Quella che rappresenta è, di sicuro, una Firenze dei bassifondi, oscura e sconosciuta ai molti. Il film, in 6 episodi, incrociati tra loro solo in qualche piccolo dettaglio, è tratto dai racconti di Matteo Cecchi.
Con crudezza di immagini e dialoghi, le 6 storie raccontano in maniera soggettiva, spesso con voce fuoricampo, vite allo sbando: giovani figli di operai che preferiscono i soldi facili delle marchette, piuttosto che il lavoro in fabbrica; tossici devoti all’eroina; stupratori sadici e brutali; assassini folli e amicizie abbandonate alla morte solitaria.

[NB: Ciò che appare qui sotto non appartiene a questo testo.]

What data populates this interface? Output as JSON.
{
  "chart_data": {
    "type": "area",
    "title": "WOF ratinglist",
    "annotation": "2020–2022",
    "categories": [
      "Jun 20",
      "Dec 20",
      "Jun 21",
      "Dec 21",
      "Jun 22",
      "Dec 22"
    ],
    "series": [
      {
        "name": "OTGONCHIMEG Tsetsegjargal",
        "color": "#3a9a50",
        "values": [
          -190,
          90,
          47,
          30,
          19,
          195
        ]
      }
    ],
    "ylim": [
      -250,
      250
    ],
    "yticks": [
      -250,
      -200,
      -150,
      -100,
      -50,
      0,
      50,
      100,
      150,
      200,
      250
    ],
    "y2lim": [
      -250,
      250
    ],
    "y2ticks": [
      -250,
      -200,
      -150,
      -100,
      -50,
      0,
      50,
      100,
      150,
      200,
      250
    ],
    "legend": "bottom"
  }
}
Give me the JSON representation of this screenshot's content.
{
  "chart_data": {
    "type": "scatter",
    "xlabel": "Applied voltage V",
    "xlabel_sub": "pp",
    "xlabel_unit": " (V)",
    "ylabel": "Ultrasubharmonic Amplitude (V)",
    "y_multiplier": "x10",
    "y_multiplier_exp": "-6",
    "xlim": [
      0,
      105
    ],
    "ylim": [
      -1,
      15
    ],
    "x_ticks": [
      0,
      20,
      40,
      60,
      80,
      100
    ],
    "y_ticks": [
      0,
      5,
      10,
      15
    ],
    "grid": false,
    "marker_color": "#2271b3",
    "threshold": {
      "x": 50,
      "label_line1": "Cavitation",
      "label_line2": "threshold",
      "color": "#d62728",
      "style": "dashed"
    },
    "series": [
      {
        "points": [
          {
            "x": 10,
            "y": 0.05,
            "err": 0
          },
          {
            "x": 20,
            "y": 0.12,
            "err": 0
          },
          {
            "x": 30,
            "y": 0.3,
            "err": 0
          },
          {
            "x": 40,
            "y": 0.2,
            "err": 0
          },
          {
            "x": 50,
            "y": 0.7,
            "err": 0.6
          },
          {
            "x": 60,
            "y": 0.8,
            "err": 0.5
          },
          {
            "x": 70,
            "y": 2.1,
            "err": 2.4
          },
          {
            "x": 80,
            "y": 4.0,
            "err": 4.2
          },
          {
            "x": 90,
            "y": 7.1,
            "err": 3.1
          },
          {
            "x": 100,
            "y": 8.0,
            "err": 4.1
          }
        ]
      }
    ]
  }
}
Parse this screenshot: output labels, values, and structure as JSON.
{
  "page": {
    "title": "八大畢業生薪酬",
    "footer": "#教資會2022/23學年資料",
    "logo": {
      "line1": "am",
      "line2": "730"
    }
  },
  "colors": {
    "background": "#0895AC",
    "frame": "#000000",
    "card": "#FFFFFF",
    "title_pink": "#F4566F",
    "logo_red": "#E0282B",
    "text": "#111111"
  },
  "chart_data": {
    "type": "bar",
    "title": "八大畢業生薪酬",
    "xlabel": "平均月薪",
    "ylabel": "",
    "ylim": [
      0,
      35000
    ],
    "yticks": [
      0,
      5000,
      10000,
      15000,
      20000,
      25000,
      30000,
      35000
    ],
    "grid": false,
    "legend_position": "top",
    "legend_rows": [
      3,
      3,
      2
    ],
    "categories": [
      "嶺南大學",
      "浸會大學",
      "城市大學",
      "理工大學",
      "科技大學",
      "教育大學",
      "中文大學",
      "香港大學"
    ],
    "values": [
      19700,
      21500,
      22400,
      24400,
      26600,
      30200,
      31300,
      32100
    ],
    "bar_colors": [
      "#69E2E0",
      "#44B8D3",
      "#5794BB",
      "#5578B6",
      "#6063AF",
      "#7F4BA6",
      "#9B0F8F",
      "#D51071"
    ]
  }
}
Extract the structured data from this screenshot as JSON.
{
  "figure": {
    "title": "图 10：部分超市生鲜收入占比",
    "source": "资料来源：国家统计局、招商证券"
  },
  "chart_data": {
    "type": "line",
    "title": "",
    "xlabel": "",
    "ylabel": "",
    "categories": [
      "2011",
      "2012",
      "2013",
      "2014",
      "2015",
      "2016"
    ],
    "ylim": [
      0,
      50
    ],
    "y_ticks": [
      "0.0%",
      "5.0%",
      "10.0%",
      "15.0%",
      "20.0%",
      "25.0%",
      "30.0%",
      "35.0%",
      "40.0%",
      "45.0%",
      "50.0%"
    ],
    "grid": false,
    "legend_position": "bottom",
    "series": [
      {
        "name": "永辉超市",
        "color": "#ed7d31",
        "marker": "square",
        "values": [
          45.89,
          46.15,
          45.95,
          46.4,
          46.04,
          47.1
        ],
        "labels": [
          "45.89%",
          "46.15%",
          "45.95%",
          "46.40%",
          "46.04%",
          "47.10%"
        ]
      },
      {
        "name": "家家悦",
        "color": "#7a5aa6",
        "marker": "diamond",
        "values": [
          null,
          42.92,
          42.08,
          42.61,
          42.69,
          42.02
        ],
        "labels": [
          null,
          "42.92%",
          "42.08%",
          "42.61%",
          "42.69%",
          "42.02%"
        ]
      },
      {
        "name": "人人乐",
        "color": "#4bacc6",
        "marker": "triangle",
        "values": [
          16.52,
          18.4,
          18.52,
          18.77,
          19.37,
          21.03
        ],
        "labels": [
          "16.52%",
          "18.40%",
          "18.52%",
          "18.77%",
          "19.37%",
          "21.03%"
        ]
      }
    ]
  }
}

Il film, progetto coraggioso ed interessante, risulta però complesso alla visione, soprattutto per il fiume costante d’alterchi e parolacce.
Il messaggio, seppur chiaro e ben decodificato da stereotipi idealizzati di criminali, è reso crudo e profondamente realistico, ma diventa, nell’eccesso della sua estremizzazione, ridondante, smisurato e grottesco. Lo stile, variabile e asciutto, è ben calibrato in relazione ad ogni storia rappresentata.
In quest’ottica, “Tale Figlio” è, a mio avviso, l’episodio più bello, nella sua semplicità e assenza di sovrabbondanza, scevro di dialoghi coloriti, ma narrato, con essenzialità di luogo e tempo, da un figlio addolorato, accecato dal rancore contro un padre padrone.
Merito quindi ad un cinema di ricerca, fatto d’azzardo stilistico e profonda analisi umana; anche se, spesso, le immagini, soprattutto se forti e ben realizzate, non hanno necessità di violenza verbale eccessiva.